Furthermore, since neoadjuvant trastuzumab was not used as standard therapy until 2005, most patients with HER2+ were only under neoadjuvant chemotherapy in this study; there were only a few (n = 16) that got trastuzumab but those were excluded from the original I-SPY 1 trial imaging analysis for consistency6, which we also did for the purposes of our study. However, currently, patients with HER2+ usually also use targeted therapy drugs including trastuzumab (Herceptin) and pertuzumab (Perjeta) which improve pathologic complete response and overall survival when added to chemotherapy39. Therefore, it would be necessary to investigate the performance of the imaging signatures proposed here on the outcomes for HER2+ patients who have received the targeted therapies in addition to neoadjuvant chemotherapy.

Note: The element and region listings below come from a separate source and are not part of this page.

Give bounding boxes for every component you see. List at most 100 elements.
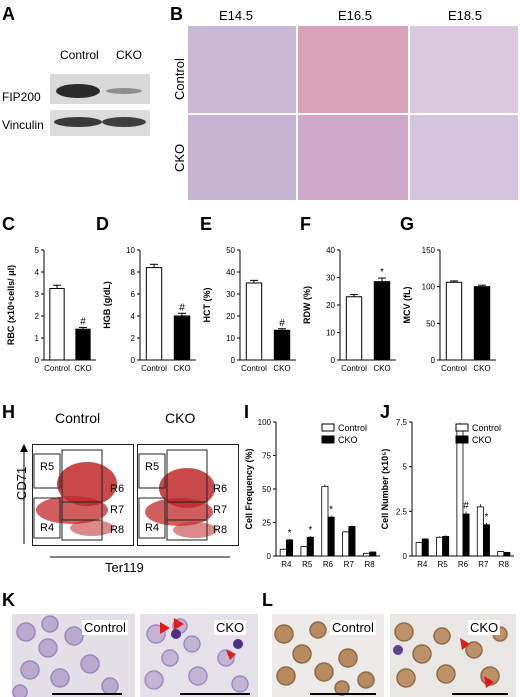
hct-bar-chart: 0 10 20 30 40 50 HCT (%) Control CKO # [202,246,296,373]
y-tick-label: 0 [431,356,436,365]
panel-label-c: C [2,214,15,234]
y-tick-label: 50 [226,246,235,255]
mcv-bar-chart: 0 50 100 150 MCV (fL) Control CKO [402,246,496,373]
significance-mark: # [80,316,86,327]
significance-mark: * [308,525,312,536]
y-tick-label: 7.5 [396,418,408,427]
y-axis-label: RBC (x10⁶cells/ μl) [6,265,16,345]
x-tick-label: Control [141,364,167,373]
panel-label-f: F [300,214,311,234]
flow-plot-cko [137,444,239,546]
blot-col-control: Control [60,48,99,62]
flow-plot-control [32,444,134,546]
flow-title-cko: CKO [165,410,196,426]
western-blot-image [50,74,150,136]
x-tick-label: Control [341,364,367,373]
y-tick-label: 5 [403,463,408,472]
y-tick-label: 10 [226,334,235,343]
legend-label-control: Control [472,423,501,433]
y-tick-label: 0 [131,356,136,365]
legend-swatch-control [321,423,335,432]
flow-xlabel: Ter119 [105,560,144,575]
blot-row-vinculin: Vinculin [2,118,44,132]
bar-control-r8 [362,552,371,557]
x-tick-label: Control [441,364,467,373]
cell-number-chart: 0 2.5 5 7.5 Cell Number (x10⁵) R4 R5 R6 # R7 * R8 Co… [380,418,514,569]
bar-control-r4 [279,548,287,557]
gate-r8-cko: R8 [213,524,228,536]
panel-label-j: J [380,402,391,422]
legend-label-cko: CKO [472,435,492,445]
panel-label-l: L [262,590,273,610]
y-tick-label: 0 [231,356,236,365]
panel-label-a: A [2,4,15,24]
y-tick-label: 0 [267,552,272,561]
y-tick-label: 20 [226,312,235,321]
x-tick-label: R7 [478,560,489,569]
y-tick-label: 40 [326,246,335,255]
bar-cko-r7 [348,526,356,557]
smear-k-control-label: Control [82,620,128,635]
bar-cko-r7 [483,524,490,557]
significance-mark: # [463,500,469,511]
panel-label-d: D [96,214,109,234]
rbc-bar-chart: 0 1 2 3 4 5 RBC (x10⁶cells/ μl) Control CKO # [6,246,96,373]
bar-cko-r4 [421,538,429,557]
blot-row-fip200: FIP200 [2,90,41,104]
legend-label-cko: CKO [338,435,358,445]
histology-control-e16 [298,26,408,113]
y-axis-label: MCV (fL) [402,287,412,324]
bar-cko-r5 [442,535,450,557]
panel-label-g: G [400,214,415,234]
y-tick-label: 3 [35,290,40,299]
panel-label-i: I [244,402,250,422]
blot-col-cko: CKO [116,48,143,62]
bar-cko-r8 [369,551,377,557]
y-tick-label: 50 [262,485,271,494]
bar-control-r7 [342,531,350,557]
significance-mark: * [485,512,489,523]
bar-control [145,267,163,361]
y-tick-label: 0 [331,356,336,365]
bar-cko-r4 [286,539,294,557]
blood-smear-l-cko [390,614,516,697]
timepoint-e16: E16.5 [338,8,372,23]
y-tick-label: 40 [226,268,235,277]
x-tick-label: CKO [173,364,190,373]
gate-r7-control: R7 [110,504,125,516]
y-tick-label: 0 [35,356,40,365]
y-tick-label: 25 [262,519,271,528]
x-tick-label: CKO [273,364,290,373]
x-tick-label: R8 [364,560,375,569]
gate-r4-cko: R4 [145,522,160,534]
y-axis-label: Cell Frequency (%) [244,448,254,529]
bar-control [245,282,263,361]
bar-cko [473,286,491,361]
y-tick-label: 20 [326,301,335,310]
panel-label-k: K [2,590,15,610]
timepoint-e14: E14.5 [219,8,253,23]
bar-cko-r5 [306,536,314,557]
significance-mark: # [179,302,185,313]
y-axis-label: RDW (%) [302,286,312,324]
bar-cko [173,315,191,361]
gate-r6-control: R6 [110,483,125,495]
y-tick-label: 4 [35,268,40,277]
y-tick-label: 150 [422,246,436,255]
x-tick-label: R5 [302,560,313,569]
bar-control-r5 [300,546,308,557]
smear-k-cko-label: CKO [214,620,247,635]
bar-control-r8 [497,551,505,557]
histology-control-e14 [188,26,296,113]
significance-mark: * [288,528,292,539]
y-tick-label: 10 [126,246,135,255]
x-tick-label: R4 [417,560,428,569]
y-tick-label: 100 [258,418,272,427]
x-tick-label: R6 [323,560,334,569]
panel-label-b: B [170,4,183,24]
gate-r8-control: R8 [110,524,125,536]
significance-mark: * [380,267,384,278]
gate-r7-cko: R7 [213,504,228,516]
x-tick-label: R5 [437,560,448,569]
bar-control [49,288,65,361]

To address above limitations, we plan to perform such an evaluation when the imaging data from a larger independent validation data set become available. The current work can also be extended by applying these analyses to longitudinal images at additional mid- and late- treatment time points to better characterize heterogeneous tumor responses and the effects of treatment over time. Also, combining these first-order voxel-wise deformations and PRMs of kinetic features with second- and third order voxel-wise imaging features, such as texture and shape-based features, may provide even more predictive signatures in treatment response assessment30,40.

In conclusion, we demonstrated that evaluation of voxel-wise changes in longitudinal analyses of DCE-MR images can reveal valuable phenotypic tumor heterogeneity markers to significantly improve early therapy response prediction compared to conventional tumor volume and aggregate kinetic measures, as early as the first treatment time point. Such phenotypic markers can be derived from imaging that is the current standard of care in neoadjuvant chemotherapy response assessment, and thus potentially provide valuable information with no additional invasive procedures to better tailor treatment selection for individual patients.